Lá está sua altura verdadeira. Suzana era quatro centímetros mais alta que PC, o que se constata facilmente pelas fotografias em que aparecem juntos. Se ela medisse 1,57m, PC teria a altura algo inesquecível de 1,53m -perguntem aos jornalistas que o conheceram-, quando, na verdade, ele media 1,63m.
Assim, indagar quanto mede Suzana pode corresponder a outras indagações igualmente pertinentes: quanto medem a verdade, a competência de certos peritos, a ética da informação?

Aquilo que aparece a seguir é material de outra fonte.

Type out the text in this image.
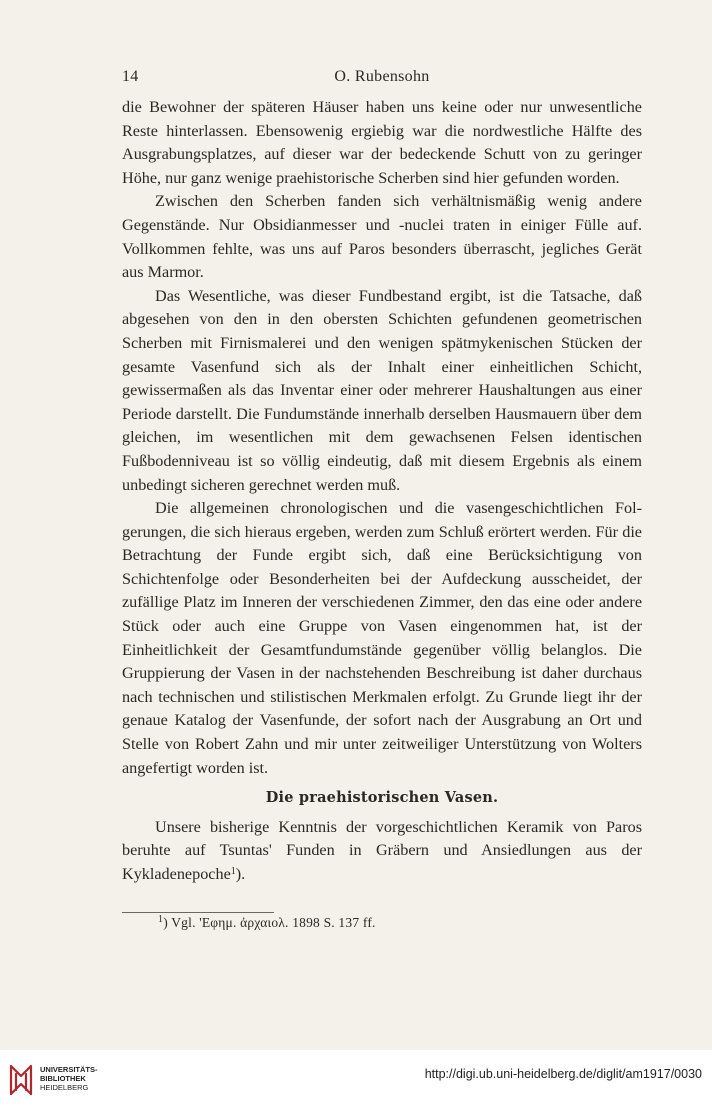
14	O. Rubensohn

die Bewohner der späteren Häuser haben uns keine oder nur unwesentliche Reste hinterlassen. Ebensowenig ergiebig war die nordwestliche Hälfte des Ausgrabungsplatzes, auf dieser war der bedeckende Schutt von zu geringer Höhe, nur ganz wenige praehistorische Scherben sind hier gefunden worden.

Zwischen den Scherben fanden sich verhältnismäßig wenig andere Gegenstände. Nur Obsidianmesser und -nuclei traten in einiger Fülle auf. Vollkommen fehlte, was uns auf Paros besonders überrascht, jegliches Gerät aus Marmor.

Das Wesentliche, was dieser Fundbestand ergibt, ist die Tatsache, daß abgesehen von den in den obersten Schichten gefundenen geometrischen Scherben mit Firnismalerei und den wenigen spätmykenischen Stücken der gesamte Vasenfund sich als der Inhalt einer einheitlichen Schicht, gewissermaßen als das Inventar einer oder mehrerer Haushaltungen aus einer Periode darstellt. Die Fundumstände innerhalb derselben Hausmauern über dem gleichen, im wesentlichen mit dem gewachsenen Felsen identischen Fußbodenniveau ist so völlig eindeutig, daß mit diesem Ergebnis als einem unbedingt sicheren gerechnet werden muß.

Die allgemeinen chronologischen und die vasengeschichtlichen Folgerungen, die sich hieraus ergeben, werden zum Schluß erörtert werden. Für die Betrachtung der Funde ergibt sich, daß eine Berücksichtigung von Schichtenfolge oder Besonderheiten bei der Aufdeckung ausscheidet, der zufällige Platz im Inneren der verschiedenen Zimmer, den das eine oder andere Stück oder auch eine Gruppe von Vasen eingenommen hat, ist der Einheitlichkeit der Gesamtfundumstände gegenüber völlig belanglos. Die Gruppierung der Vasen in der nachstehenden Beschreibung ist daher durchaus nach technischen und stilistischen Merkmalen erfolgt. Zu Grunde liegt ihr der genaue Katalog der Vasenfunde, der sofort nach der Ausgrabung an Ort und Stelle von Robert Zahn und mir unter zeitweiliger Unterstützung von Wolters angefertigt worden ist.

Die praehistorischen Vasen.

Unsere bisherige Kenntnis der vorgeschichtlichen Keramik von Paros beruhte auf Tsuntas' Funden in Gräbern und Ansiedlungen aus der Kykladenepoche$^1$).

$^1$) Vgl. 'Εφημ. ἀρχαιολ. 1898 S. 137 ff.
UNIVERSITÄTS-
BIBLIOTHEK
HEIDELBERG
http://digi.ub.uni-heidelberg.de/diglit/am1917/0030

São questões incômodas, mas não tão impiedosas quanto a afirmação de que, não sabendo um perito da Unicamp "nem usar a fita métrica", tudo o que ele fez antes é "deformação e falsificação". Isso equivaleria a dizer que, tendo Janio de Freitas errado o foco de seus comentários a partir de um dado básico equivocado, suas análises políticas anteriores resultam automaticamente erradas. O que, creio, seria conclusão igualmente injusta e absurda.
Assunto para os observatórios de imprensa, para os ombudsmen e, quem sabe, para a opinião pública, tantas vezes adulada e ludibriada.
Fortunato A. Badan Palhares, 53, é médico legista e professor da Faculdade de Ciências Médicas da Universidade Estadual de Campinas (Unicamp).